Gemma 2's training data includes more recent information than many contemporaries (up to mid-2024), giving it advantages on current event questions and recently-published content. The engineering team invested heavily in training infrastructure, enabling thousands of experiments that refined every component. Reproducing this quality with 1/1000th the experiments would be extremely difficult.
Fine-tuning Gemma 2 on domain-specific data (legal documents, medical texts, code) can adapt the base model with modest data and compute. Quantized Gemma 2 2B running on consumer GPUs or TPUs (via Google Cloud) makes state-of-the-art AI accessible to small teams. This democratization of AI capability is one of Gemma's stated goals.
Gemma 2's training procedure involved multiple stages: pretraining on diverse web data, supervised fine-tuning on instruction-following data, and reinforcement learning from human feedback (RLHF) to improve alignment. Each stage builds on prior stages, with later stages using smaller, curated datasets. Understanding this multi-stage training helps practitioners design their own fine-tuning and alignment procedures.
Evaluation of Gemma 2 spans academic benchmarks (MMLU, TruthfulQA, BIG-bench), code benchmarks (HumanEval, MBPP), and real-world metrics like user preference scores. Benchmarks have limitationsâthey don't perfectly correlate with real-world performance. Practitioners should develop domain-specific evaluation metrics beyond standard benchmarks. Gemma 2's benchmark scores provide a starting point, not an end point.
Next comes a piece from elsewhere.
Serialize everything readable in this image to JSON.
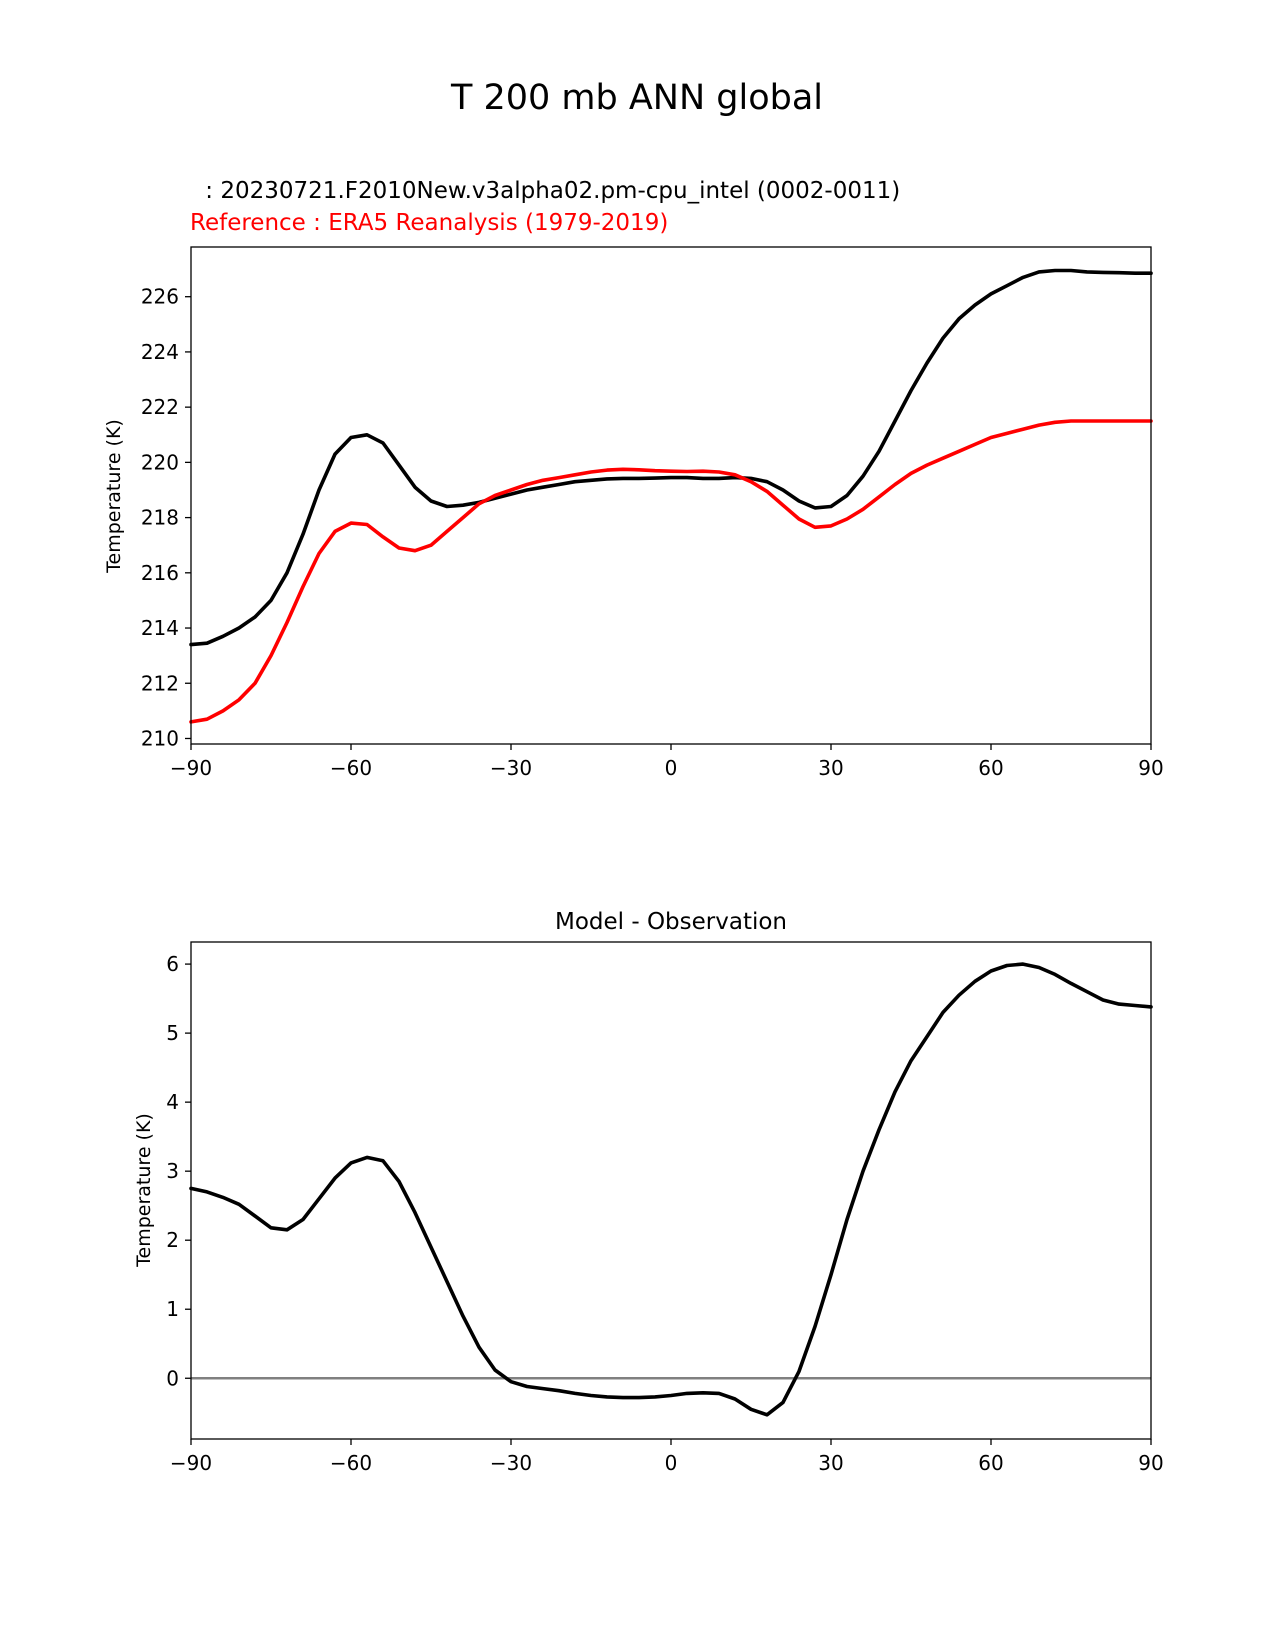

Safety considerations in Gemma 2 included training to refuse harmful requests, reduce biases, and provide accurate information. Safety-alignment involves trade-offs: perfectly aligned models might be overly cautious and unhelpful on edge cases. Red-teaming (adversarial testing) identified failure modes before release. Understanding alignment challenges helps practitioners make informed choices about safety-capability trade-offs in their deployments.
Google's decision to open-source Gemma 2 creates an ecosystem of downstream models, fine-tuning tutorials, and community contributions. Developers fine-tune Gemma 2 on code, mathematics, medicine, and other domains. The open-source model enables rapid innovationâresearchers can build on Gemma 2 without starting from scratch. This democratization of advanced AI capabilities accelerates research and enables small teams to compete with well-resourced institutions.
Gemma 2's code implementation in JAX and PyTorch is publicly available, enabling researchers to understand architectural details and propose improvements. Seeing exactly how local-global attention and other innovations are implemented demystifies the model. This transparency builds trust and enables principled extensions. Practitioners can implement similar techniques in their own models after studying Gemma 2.
Commercial and non-commercial uses of Gemma 2 span chatbots, code generation assistants, RAG systems, and fine-tuned task-specific models. The licensing model permits commercial use under certain conditions, enabling startups to build on Gemma 2. Understanding Gemma 2's capabilities and limitations helps practitioners decide whether to use it directly or as a foundation for customized models.